Edméa Rita Temporini

3. Resultados

A amostra foi constituída por 110 sujeitos de ambos os sexos (34,5% homens; 65,5% mulheres), com idade entre 43 e 89 anos; a média de idade foi de 69,0 anos e desvio padrão de 10,3 anos. Quanto à escolaridade, 26,4% nunca freqüentaram a escola, os demais se distribuem entre a 1ª e a 8ª série do 1º grau (59,1%), 2º grau (10,9%) e ensino superior (3,6%). (Tabela I).

A maior proporção dos entrevistados não exercia atividade remunerada (87,3%). Desses, 55,2% afirmaram ser aposentados; 17,7%, receberem pensão; 17,7% não terem possibilidade de trabalhar; 7,3%, exercerem atividades do lar e 2,1% não conseguirem emprego. Para os que exerciam atividade remunerada (12,7%), aplicou-se a classificação de níveis ocupacionais 13, obtendo-se os seguintes resultados: 57,2% exerciam ocupações manuais especializadas; 21,4%, ocupações manuais semi-especializadas ou não especializadas, 14,3%, ocupações não manuais de rotina e assemelhadas e 7,1%, profissionais liberais e outros de níveis equivalentes (Tabela II).

Dentre as opiniões acerca das causas da catarata, destacaram-se a velhice (69,1%), o uso excessivo dos olhos (57,3%) e a exposição ao calor nos olhos (40,9%). (Tabela III).

Quanto à opinião sobre relação entre atividades profissionais exercidas e catarata, 56,4% não acreditavam que o trabalho tivesse influído, enquanto 43,6% atribuíram às atividades ocupacionais essa afecção ocular (Tabela IV).

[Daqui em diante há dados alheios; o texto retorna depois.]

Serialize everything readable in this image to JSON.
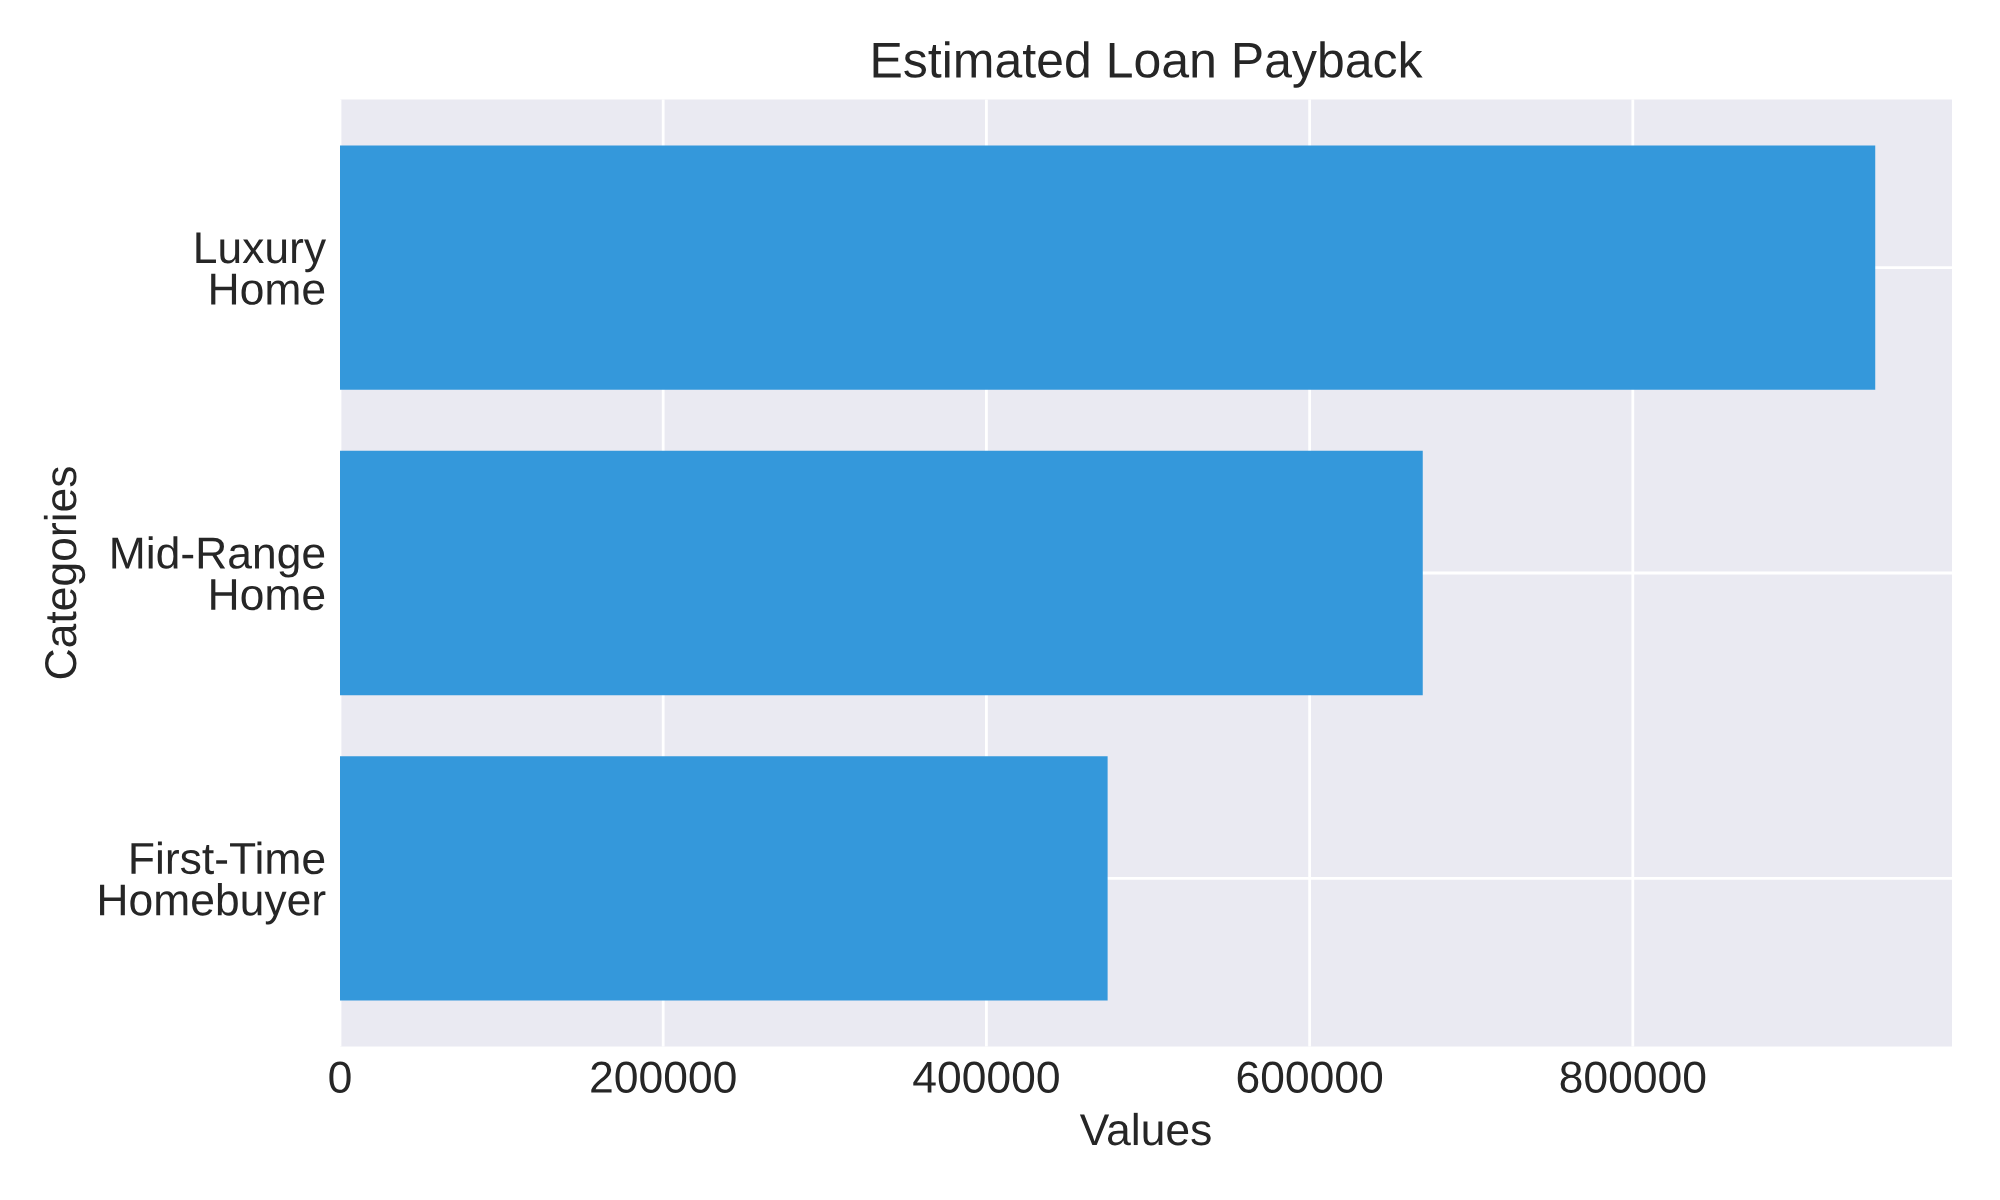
{
  "chart_data": {
    "type": "bar",
    "orientation": "horizontal",
    "title": "Estimated Loan Payback",
    "xlabel": "Values",
    "ylabel": "Categories",
    "categories": [
      "Luxury\nHome",
      "Mid-Range\nHome",
      "First-Time\nHomebuyer"
    ],
    "values": [
      950000,
      670000,
      475000
    ],
    "color": "#3498db",
    "xlim": [
      0,
      997500
    ],
    "xticks": [
      0,
      200000,
      400000,
      600000,
      800000
    ],
    "grid": true,
    "legend": false
  }
}
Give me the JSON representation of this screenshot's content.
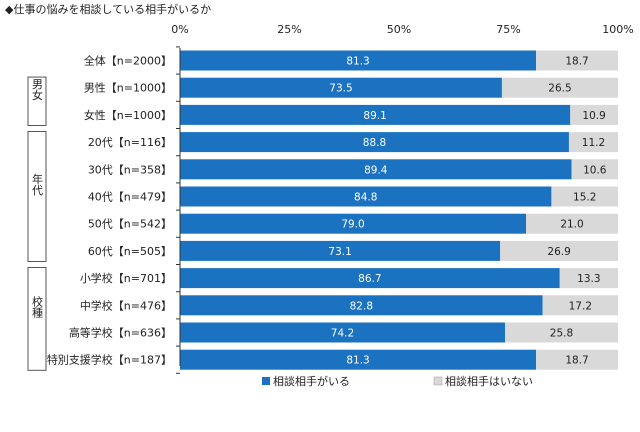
{
  "chart_data": {
    "type": "bar",
    "orientation": "horizontal",
    "stacked": true,
    "title": "◆仕事の悩みを相談している相手がいるか",
    "x_ticks": [
      "0%",
      "25%",
      "50%",
      "75%",
      "100%"
    ],
    "xlim": [
      0,
      100
    ],
    "categories": [
      "全体【n=2000】",
      "男性【n=1000】",
      "女性【n=1000】",
      "20代【n=116】",
      "30代【n=358】",
      "40代【n=479】",
      "50代【n=542】",
      "60代【n=505】",
      "小学校【n=701】",
      "中学校【n=476】",
      "高等学校【n=636】",
      "特別支援学校【n=187】"
    ],
    "groups": [
      {
        "label": "男女",
        "start": 1,
        "end": 2
      },
      {
        "label": "年代",
        "start": 3,
        "end": 7
      },
      {
        "label": "校種",
        "start": 8,
        "end": 11
      }
    ],
    "series": [
      {
        "name": "相談相手がいる",
        "color": "#1a72c0",
        "values": [
          81.3,
          73.5,
          89.1,
          88.8,
          89.4,
          84.8,
          79.0,
          73.1,
          86.7,
          82.8,
          74.2,
          81.3
        ]
      },
      {
        "name": "相談相手はいない",
        "color": "#d9d9d9",
        "values": [
          18.7,
          26.5,
          10.9,
          11.2,
          10.6,
          15.2,
          21.0,
          26.9,
          13.3,
          17.2,
          25.8,
          18.7
        ]
      }
    ],
    "legend_position": "bottom",
    "grid": false
  }
}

Atribuíram ao cansaço visual por atividades profissionais como causa de catarata 37,5%, como resposta única. Dentre as 28 respostas que incluíram o cansaço visual, 8,3% dos sujeitos citaram também o uso de produto químico no trabalho, fator considerado isoladamente por 10,3%; 8,3% forneceram as respostas cansaço dos olhos e exposição ao sol e 4,2% mencionaram o cansaço visual e o contato com fagulhas decorrentes de equipamentos profissionais. Dos respondentes, 12,5% apontaram o contato com o calor nas atividades ocupacionais como causa única da catarata, assim como 4,2% atribuíram à poluição decorrente de atividades laborais como causa da afecção ocular (Tabela V).

4. Discussão

Os levantamentos de base populacional constituem importantes meios para identificar comportamentos associados a riscos de doenças oculares, grupos expostos a maior risco e implementação de intervenções preventivas que visem à saúde ocular. Entre as variáveis que se destacam nesse processo, situam-se aquelas que se originam das ações humanas de busca da qualidade de vida e da sobrevivência, como se configuram as atividades ocupacionais. Fatores socioeconômicos, culturais, valores, conhecimentos, crenças e percepções, via de regra, constituem elementos motivadores do indivíduo, responsáveis por indiferença, busca ou recusa de tratamentos oculares 3,8.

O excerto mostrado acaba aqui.